Craig Williams considers Leslie Newbigin's "A Walk Through the Bible" and
Bible reading among Christians today. Newbigin says that today most people have a Bible but, instead of reading it as a unified story, we "treat the Bible as an anthology of helpful thoughts to which we may occassionally turn, and from which we can obtain comfort, guidance, direction." Craig wonders about the implications of this approach to discipleship:
With so many people claiming an evangelical faith and a trust in God and Jesus, why is it that there is so little evidence of belief? One problem is we read the Bible for what we can get out of it, not what it says. This book is not authoritative in our lives, it is an addendum. In Lewis's book, Experiment in Criticism, this is precisely his point. We end up telling the book what it should say to us, rather than "standing under the text" and letting the text tell us what it is about. We have so many agendas when we come to the Scripture that we are often unable to attend to its message. We seek comfort or guidance or help or bolstering that we often fail to let the text address our lives as they are. Maybe the answer to our lives is to correct bad thinking about the Bible? or Jesus? or ourselves? But if we don't let the Bible speak clearly, by always "jumping the gun" with our own agendas, we will never know the agenda(s) of the Bible itself.
Amen.
9 Comments:
There have been times when I have feel like we treat the bible like a book of ethical stories rather than as the revealed will of God.
Thanks for the link.
That is a great analysis of what, at least in my experience, I consider to be a major problem in our churches. I still feel the pull to treat the Bible that way myself. It's a constant battle. Thanks for pointing us to that post.

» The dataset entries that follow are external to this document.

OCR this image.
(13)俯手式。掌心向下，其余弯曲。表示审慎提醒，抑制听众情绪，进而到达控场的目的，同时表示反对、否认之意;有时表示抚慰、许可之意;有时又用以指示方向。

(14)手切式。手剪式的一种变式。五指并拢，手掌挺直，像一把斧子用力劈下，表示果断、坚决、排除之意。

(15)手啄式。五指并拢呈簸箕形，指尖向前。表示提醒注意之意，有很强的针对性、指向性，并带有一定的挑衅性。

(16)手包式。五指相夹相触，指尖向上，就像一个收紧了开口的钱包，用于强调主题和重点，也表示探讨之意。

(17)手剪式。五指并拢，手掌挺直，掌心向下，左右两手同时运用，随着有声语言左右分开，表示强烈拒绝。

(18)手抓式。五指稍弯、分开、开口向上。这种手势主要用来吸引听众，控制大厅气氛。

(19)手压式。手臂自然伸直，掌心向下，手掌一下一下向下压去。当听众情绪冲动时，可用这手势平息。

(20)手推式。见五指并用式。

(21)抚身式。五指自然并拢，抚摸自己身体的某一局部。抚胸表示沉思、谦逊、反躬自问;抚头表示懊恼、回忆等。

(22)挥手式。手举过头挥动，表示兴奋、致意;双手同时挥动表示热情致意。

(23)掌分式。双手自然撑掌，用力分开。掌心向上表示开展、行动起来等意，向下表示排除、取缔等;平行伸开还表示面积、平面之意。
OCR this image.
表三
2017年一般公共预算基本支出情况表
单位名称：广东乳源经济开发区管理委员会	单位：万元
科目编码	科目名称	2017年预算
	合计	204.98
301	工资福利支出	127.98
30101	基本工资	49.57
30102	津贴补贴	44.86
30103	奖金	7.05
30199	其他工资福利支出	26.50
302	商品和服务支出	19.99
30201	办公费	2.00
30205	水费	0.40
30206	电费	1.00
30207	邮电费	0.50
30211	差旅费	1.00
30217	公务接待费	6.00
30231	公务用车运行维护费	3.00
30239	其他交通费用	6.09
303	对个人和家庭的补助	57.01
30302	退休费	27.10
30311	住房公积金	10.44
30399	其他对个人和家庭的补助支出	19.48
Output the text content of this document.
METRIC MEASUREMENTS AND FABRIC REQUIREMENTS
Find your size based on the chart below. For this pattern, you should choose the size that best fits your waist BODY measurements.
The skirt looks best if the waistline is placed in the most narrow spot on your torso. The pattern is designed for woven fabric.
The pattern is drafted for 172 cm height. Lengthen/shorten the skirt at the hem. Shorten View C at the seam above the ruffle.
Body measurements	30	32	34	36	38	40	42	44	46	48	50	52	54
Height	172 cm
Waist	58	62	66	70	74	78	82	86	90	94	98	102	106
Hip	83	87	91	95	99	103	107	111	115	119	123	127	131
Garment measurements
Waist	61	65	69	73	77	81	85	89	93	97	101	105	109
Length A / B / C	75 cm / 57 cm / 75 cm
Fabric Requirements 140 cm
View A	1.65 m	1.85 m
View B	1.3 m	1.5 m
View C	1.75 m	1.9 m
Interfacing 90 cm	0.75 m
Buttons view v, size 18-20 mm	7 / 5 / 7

I posted a few quotations on my blog that address this issue. Here's the first one:
http://www.eucatastrophe.com/blog/archives/2004/10/09/whose-story-is-it-anyway-part-1/
Wow, this is vital to us as believers...needing to relinquish our personal agendas when coming to God's Word. I needed this reminder today.
Thanks for another excellent post, Milton!
Even when we preach "expositorily" and don't have an axe to grind and are not on any "hobbyhorses," preachers can be the worst culprits because we need to find something that "preaches." Thanks for the post.
Me too, Kim. I'm trying to see the Bible as more transformative than informative (thus this blog!). Thanks for sharing your comments.
Thanks, Dan. I'll give them a look. Peace.
You're welcome, Vicki. As always, thanks for stopping by, and blessings be with you.
You're certainly right about that, Wayne.
You're certainly right about that, Phil. I don't know what we can do about it, other than admitting that we do bring our preconceived notions to the Scriptures and then humbly asking God to help us read clearly anyway.